Binary File) Binary files significantly reduce the work that the CPU has to do to read files. Parsing a string means it must do a few operations for each character, often more than 100 instructions to read a single number. If it was in the machine's native format, it can simply copy the data into memory and call it a day. 1 load instruction. This also has the added benefit of being much denser than a string representation so you can read more numbers per second.
From your tests, it looks like your bottleneck is more in the parsing than the disk seeks, with the exception of the multiple "A" files where you're really thrashing your disk. You will seriously benefit from a binary file representation. Lower level languages like C/C++ are really good at this as you can simply copy your memory into disk and call it a day. If you use higher level languages or want more portability, you'll unfortunately need to use a few more instructions to serialize into a network representation before storing to disk. Still, this is probably 10's of instructions as opposed to 100's.

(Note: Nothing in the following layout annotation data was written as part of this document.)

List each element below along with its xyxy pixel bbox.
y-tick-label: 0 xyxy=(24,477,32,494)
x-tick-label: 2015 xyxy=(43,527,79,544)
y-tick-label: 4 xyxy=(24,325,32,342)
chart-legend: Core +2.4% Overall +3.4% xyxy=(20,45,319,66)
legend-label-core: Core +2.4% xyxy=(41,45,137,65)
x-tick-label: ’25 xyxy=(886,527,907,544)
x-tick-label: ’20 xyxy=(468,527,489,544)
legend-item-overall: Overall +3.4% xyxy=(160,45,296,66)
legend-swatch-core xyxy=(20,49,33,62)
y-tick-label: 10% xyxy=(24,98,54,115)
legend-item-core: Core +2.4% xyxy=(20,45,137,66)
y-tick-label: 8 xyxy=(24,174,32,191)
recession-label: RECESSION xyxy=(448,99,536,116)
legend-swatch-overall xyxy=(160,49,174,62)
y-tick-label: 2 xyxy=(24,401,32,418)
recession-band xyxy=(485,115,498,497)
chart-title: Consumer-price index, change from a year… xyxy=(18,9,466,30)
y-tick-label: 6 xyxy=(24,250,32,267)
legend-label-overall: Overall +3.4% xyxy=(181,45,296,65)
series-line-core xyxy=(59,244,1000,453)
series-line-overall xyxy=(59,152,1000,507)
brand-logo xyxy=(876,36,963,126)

I ran some more tests and it's safe to say that I'm just making an ass out of myself now. I'm afraid to declare anything at this point, but in direct contradiction to my prior posts I think my issues in order are string parsing/object creation, file read time, then file seek time. Here are file read time results which I think demonstrate that assertion (3 runs for each test - completion time in milliseconds):
Symbol "A"
Method 1 [Read one large file from SSD and parse text -> create objects at each line]: 1899, 1899, 1875
Method 2 [Read one large file from HDD and parse text -> create objects at each line]: 1860, 1870, 1895
Method 3 [Read many small files from HDD and parse text -> create objects at each line]: 146590, 2259, 2061
Symbol "WLP"
Method 1 [Read one large file from SSD and parse text -> create objects at each line]: 2148, 2175, 2218
Method 2 [Read one large file from HDD and parse text -> create objects at each line]: 2098, 2120, 2184
Method 3 [Read many small files from HDD and parse text -> create objects at each line]: 2329, 2350, 2295
Symbol "WLP"
Method 1 [Read one large file from SSD and no object creation]: 247, 247, 248
Method 2 [Read one large file from HDD and no object creation]: 269, 272, 270
Method 3 [Read many small files from HDD and no object creation]: 456, 462, 461
Like I said, I'm wary of drawing any more conclusions here, but would it be possible to avoid the text parsing and object creation by putting my OptionQuote objects into an ArrayList and then storing that ArrayList to file as a serialized object?
Also, I have no idea why it takes forever to read many small files off the HDD (Symbol A, Method 3) the first time around, but that's been true any time I've looked at this. Not a big problem I guess, but strange.